Sepak terjangnya dalam bisnis tak perlu diragukan lagi. Luke sering berbagi panggung dengan Sir Richard Branson dan telah memenangkan banyak penghargaan. Bahkan Luke berhasil masuk dalam Forbes 30 under 30 edisi Eropa lho.

Oliver Kahn – Penjaga Gawang

Penjaga gawang Bayern Munich dan Jerman ini memang sangat ikonik. Dia selalu identik dengan gol-gol yang selalu kebobolan. Membuatnya sering dicap sebagai ‘pemain bernasib sial’ bagi sebagian orang.
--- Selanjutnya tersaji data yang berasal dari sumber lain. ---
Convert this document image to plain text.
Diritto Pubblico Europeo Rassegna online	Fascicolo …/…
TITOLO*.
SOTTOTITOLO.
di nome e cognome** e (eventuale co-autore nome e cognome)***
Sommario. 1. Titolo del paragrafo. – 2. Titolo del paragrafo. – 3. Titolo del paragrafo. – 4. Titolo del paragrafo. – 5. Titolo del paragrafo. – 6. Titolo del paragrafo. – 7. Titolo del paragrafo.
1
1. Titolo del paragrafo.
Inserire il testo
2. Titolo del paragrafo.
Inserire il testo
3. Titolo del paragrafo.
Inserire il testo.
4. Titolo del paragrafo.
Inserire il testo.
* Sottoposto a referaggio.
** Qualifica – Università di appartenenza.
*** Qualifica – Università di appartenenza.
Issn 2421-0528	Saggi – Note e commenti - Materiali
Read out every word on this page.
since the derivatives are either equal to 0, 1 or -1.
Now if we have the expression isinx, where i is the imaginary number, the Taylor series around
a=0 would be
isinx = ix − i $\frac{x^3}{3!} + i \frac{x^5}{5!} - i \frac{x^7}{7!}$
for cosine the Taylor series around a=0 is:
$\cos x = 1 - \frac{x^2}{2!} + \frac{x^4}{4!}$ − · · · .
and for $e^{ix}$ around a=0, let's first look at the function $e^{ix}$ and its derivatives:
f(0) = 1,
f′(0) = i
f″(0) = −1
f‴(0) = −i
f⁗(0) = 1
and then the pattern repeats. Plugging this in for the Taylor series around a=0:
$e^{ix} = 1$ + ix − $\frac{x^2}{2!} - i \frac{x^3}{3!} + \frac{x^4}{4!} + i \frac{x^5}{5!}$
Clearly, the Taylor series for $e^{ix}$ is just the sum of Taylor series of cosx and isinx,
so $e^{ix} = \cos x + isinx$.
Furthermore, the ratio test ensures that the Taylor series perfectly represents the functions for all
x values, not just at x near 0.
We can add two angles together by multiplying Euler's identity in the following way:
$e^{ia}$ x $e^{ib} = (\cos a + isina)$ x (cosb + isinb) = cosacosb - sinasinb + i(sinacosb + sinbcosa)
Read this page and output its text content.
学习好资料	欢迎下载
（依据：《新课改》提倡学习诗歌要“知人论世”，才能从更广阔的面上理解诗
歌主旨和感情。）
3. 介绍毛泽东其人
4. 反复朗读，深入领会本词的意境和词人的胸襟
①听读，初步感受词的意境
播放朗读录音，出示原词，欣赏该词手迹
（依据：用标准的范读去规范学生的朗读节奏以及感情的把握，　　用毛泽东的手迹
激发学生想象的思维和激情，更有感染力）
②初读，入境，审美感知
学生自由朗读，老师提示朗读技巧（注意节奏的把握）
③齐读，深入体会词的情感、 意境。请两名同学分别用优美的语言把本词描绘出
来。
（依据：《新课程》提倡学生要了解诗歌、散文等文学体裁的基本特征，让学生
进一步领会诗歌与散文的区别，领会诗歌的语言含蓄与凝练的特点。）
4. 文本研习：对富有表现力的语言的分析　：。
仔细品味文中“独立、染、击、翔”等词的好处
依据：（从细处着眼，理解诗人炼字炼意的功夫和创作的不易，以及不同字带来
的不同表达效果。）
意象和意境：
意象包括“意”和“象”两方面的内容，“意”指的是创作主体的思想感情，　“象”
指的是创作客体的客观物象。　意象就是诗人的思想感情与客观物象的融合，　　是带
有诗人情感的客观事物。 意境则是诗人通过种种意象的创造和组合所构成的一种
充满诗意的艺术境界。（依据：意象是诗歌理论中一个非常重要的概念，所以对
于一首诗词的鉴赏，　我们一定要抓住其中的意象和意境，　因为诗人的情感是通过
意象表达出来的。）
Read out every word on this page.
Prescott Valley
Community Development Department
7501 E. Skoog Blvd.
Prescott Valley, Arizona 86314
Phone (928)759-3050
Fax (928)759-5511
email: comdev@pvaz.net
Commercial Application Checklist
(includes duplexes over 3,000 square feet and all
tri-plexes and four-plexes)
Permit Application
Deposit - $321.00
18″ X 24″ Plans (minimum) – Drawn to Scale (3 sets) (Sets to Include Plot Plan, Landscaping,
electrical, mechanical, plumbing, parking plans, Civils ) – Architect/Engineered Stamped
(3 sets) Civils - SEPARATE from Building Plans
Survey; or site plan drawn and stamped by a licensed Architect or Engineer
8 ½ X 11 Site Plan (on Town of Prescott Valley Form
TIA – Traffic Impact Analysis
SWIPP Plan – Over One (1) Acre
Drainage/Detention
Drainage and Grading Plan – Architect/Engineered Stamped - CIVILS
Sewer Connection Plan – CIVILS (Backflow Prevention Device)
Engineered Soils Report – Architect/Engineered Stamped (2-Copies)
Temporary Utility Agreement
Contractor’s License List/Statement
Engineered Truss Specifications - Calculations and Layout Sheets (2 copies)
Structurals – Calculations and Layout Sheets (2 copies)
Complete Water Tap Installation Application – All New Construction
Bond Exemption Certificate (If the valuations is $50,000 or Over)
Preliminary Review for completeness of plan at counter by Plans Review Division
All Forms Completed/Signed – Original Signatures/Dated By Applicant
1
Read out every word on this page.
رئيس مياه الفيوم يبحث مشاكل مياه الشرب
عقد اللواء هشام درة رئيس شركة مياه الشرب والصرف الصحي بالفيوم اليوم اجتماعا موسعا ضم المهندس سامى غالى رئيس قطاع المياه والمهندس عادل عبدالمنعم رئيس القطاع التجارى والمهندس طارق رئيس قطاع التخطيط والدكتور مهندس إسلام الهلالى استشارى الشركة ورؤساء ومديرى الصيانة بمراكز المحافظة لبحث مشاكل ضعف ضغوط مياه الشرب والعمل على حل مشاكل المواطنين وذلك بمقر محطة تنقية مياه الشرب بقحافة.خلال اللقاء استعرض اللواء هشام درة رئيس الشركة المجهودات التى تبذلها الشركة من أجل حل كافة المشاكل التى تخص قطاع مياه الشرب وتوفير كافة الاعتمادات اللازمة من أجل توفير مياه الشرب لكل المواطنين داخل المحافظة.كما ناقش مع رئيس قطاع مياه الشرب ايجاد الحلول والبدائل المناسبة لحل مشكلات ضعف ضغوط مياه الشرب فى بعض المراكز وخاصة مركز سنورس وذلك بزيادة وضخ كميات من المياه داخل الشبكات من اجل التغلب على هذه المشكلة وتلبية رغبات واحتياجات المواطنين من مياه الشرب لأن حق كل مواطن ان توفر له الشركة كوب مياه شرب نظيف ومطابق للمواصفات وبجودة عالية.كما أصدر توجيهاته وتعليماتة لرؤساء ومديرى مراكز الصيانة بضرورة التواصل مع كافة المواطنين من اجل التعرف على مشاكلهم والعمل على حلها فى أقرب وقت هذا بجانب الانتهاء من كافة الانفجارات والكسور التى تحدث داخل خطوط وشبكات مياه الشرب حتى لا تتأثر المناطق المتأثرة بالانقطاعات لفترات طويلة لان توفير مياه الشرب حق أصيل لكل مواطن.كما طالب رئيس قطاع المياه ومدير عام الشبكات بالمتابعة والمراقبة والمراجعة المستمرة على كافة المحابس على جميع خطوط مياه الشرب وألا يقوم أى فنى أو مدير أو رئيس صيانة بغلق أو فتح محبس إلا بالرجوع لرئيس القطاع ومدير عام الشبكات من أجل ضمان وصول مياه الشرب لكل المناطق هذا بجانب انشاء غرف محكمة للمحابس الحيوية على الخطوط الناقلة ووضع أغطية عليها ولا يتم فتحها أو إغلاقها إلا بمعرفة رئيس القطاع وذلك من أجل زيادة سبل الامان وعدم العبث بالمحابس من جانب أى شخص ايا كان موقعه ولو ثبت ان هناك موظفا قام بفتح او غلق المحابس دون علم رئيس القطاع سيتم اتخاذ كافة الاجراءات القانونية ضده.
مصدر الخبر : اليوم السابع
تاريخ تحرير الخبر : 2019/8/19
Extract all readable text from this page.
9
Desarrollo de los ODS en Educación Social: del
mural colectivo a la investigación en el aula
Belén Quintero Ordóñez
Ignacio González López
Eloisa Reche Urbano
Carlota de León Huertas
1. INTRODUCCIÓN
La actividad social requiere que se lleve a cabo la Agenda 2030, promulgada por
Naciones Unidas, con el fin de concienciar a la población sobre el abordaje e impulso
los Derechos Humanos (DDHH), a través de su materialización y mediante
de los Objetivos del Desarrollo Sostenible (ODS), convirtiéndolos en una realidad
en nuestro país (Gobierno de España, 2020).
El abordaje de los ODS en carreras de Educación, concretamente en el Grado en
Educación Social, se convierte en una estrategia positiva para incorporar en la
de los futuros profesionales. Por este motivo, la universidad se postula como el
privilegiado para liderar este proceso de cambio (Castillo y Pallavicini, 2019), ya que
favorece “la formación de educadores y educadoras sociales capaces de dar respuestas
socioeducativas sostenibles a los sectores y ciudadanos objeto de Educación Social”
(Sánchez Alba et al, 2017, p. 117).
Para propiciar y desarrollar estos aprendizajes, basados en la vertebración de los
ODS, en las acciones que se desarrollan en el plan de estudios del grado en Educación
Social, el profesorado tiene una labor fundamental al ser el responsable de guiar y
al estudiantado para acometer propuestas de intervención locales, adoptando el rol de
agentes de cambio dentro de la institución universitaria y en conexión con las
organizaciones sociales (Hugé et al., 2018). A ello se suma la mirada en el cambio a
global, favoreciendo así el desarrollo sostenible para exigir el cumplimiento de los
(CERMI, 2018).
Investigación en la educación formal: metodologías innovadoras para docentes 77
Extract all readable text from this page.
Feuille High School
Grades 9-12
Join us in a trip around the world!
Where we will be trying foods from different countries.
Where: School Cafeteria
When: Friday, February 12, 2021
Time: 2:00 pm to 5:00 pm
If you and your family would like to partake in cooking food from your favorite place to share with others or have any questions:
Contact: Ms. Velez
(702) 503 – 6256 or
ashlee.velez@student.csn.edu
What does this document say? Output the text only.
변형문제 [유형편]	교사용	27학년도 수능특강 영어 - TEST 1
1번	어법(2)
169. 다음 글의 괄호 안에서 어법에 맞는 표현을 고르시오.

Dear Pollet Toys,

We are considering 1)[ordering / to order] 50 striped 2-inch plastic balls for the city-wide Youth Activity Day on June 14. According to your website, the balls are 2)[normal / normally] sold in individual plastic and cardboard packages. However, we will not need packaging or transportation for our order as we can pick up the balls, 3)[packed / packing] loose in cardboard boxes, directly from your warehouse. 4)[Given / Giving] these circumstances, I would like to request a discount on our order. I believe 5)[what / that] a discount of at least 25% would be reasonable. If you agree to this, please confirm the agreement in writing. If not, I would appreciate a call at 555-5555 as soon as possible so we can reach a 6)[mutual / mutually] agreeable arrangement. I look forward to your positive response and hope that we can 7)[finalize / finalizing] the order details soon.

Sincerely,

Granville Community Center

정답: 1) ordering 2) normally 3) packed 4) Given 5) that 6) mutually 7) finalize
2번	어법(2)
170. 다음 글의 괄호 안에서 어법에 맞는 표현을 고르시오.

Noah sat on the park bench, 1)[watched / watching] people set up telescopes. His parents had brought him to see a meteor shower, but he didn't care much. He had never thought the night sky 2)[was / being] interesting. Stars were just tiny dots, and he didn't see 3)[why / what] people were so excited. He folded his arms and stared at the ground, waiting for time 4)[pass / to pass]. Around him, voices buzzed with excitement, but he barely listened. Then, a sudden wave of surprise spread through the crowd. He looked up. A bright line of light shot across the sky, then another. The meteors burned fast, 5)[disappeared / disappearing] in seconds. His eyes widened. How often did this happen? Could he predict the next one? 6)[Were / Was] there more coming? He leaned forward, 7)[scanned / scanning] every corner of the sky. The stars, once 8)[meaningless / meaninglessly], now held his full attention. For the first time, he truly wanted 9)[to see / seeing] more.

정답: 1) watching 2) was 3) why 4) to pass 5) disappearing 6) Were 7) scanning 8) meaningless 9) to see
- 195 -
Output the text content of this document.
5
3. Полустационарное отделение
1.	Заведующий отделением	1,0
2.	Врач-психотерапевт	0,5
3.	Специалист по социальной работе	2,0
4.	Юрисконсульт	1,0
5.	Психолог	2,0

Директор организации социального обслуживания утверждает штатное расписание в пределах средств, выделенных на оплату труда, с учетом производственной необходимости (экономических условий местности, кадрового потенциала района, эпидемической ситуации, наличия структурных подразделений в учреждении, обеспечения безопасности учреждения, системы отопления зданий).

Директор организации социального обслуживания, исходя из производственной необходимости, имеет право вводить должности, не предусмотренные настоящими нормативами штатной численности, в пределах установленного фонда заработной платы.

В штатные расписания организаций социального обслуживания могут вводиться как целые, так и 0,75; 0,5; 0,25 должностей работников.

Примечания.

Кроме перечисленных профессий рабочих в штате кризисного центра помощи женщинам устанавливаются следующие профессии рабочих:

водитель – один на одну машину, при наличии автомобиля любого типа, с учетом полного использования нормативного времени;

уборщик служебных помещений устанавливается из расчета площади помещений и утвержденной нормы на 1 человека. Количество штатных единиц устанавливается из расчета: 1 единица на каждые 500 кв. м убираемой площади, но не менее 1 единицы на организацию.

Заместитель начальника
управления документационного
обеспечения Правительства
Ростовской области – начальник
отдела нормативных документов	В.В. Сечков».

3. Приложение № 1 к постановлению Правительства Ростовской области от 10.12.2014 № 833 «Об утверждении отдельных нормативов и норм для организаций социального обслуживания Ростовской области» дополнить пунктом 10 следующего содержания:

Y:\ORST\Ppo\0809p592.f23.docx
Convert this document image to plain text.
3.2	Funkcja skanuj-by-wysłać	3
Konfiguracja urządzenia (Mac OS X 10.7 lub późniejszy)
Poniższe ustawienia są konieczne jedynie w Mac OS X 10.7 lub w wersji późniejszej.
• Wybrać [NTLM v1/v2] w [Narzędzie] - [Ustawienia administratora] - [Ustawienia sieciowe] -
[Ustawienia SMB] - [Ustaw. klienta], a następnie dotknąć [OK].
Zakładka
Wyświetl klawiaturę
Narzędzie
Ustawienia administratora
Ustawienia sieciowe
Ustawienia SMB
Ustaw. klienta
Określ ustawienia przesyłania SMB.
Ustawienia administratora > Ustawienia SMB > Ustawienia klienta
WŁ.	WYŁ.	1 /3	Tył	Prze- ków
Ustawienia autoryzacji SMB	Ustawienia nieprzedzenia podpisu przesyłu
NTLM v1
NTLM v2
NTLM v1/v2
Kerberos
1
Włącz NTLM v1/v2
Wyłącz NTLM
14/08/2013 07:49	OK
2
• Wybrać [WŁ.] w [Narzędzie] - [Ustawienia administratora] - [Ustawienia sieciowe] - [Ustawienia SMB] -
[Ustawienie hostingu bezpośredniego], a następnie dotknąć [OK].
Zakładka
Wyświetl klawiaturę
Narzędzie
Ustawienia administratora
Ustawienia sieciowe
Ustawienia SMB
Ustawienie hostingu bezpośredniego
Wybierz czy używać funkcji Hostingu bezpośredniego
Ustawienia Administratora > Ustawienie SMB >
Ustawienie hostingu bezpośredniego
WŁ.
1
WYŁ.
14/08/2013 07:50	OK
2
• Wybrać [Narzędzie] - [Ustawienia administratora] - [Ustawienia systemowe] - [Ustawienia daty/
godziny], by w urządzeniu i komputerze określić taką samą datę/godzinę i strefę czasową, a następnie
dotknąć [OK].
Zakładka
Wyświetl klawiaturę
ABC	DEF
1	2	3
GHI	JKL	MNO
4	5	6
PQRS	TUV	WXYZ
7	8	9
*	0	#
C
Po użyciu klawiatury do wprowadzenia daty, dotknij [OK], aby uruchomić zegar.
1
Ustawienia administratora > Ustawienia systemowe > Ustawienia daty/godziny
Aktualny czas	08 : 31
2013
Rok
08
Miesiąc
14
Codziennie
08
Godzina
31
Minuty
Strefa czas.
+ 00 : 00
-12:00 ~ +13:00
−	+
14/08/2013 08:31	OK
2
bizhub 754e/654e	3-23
Namun di balik itu semua, Oliver diam-diam terlibat dalam perusahaan olahraga teknologi Goalplay lho. Dalam keterlibatannya, Oliver ‘menghubungkan penjaga gawang ke dunia digital, lalu menciptakan platform khusus buat penjaga gawang.’

Michael Heverin – Forward

Michael merupakan forward di liga-liga kecil sebelum ia menjadi guru. Pria ini juga menjadi salah satu pendiri Supplywell yang berbasis di Liverpool.

Supplywell lahir sebagai platform penghubung guru dengan sekolah. Ide ini lahir dari pengalamannya saat menjadi guru. Saat itulah, Michael mulai mengidentifikasi masalah guru yang stress karena pekerjaannya.

Mark Barlow – Forward

Tahun lalu, perusahaan AppLearn mengejutkan banyak orang karena berhasil mendapat investasi sebesar $25 juta. Siapa sangka kalau CEO perusahaan ini adalah Mark Barlow, yang memulai karirnya di Blackpool FC.

Setelah mengalami patah tulang pada bagian kaki, Mark terpaksa pensiun dini dari kariernya. Kemudian setelah itu, dia perlahan merintis bisnis dan lahirlah AppLearn. Yah, namanya nasib siapa yang tahu.

Reg Rix – Forward

Reg adalah salah satu pendiri CarFinance 246. Perusahaan berhasil berkembang pesat dan menjadi salah satu perusahaan terbaik di Inggris Raya.

Dalam enam tahun terakhir, jumlah karyawan di CarFinance 247 telah melonjak dari 10 menjadi 500, omset adalah £ 50 juta, dan bisnis mereka direncanakan untuk berkembang dua kali lipat pada tahun 2025. WOW! Fantastis sekali ya.

Flashback saat kecil, Reg adalah juara lari sprint nasional dan pesepakbola handal. Dia bahkan pernah mewakili Rochdale dan Sheffield United, sebelum akhirnya meluncurkan bisnis Netcars yang kemudian dibeli RAC.

Nah dari sekian atlet bola yang jadi tech-preneur di atas, mana yang menurut kalian paling keren?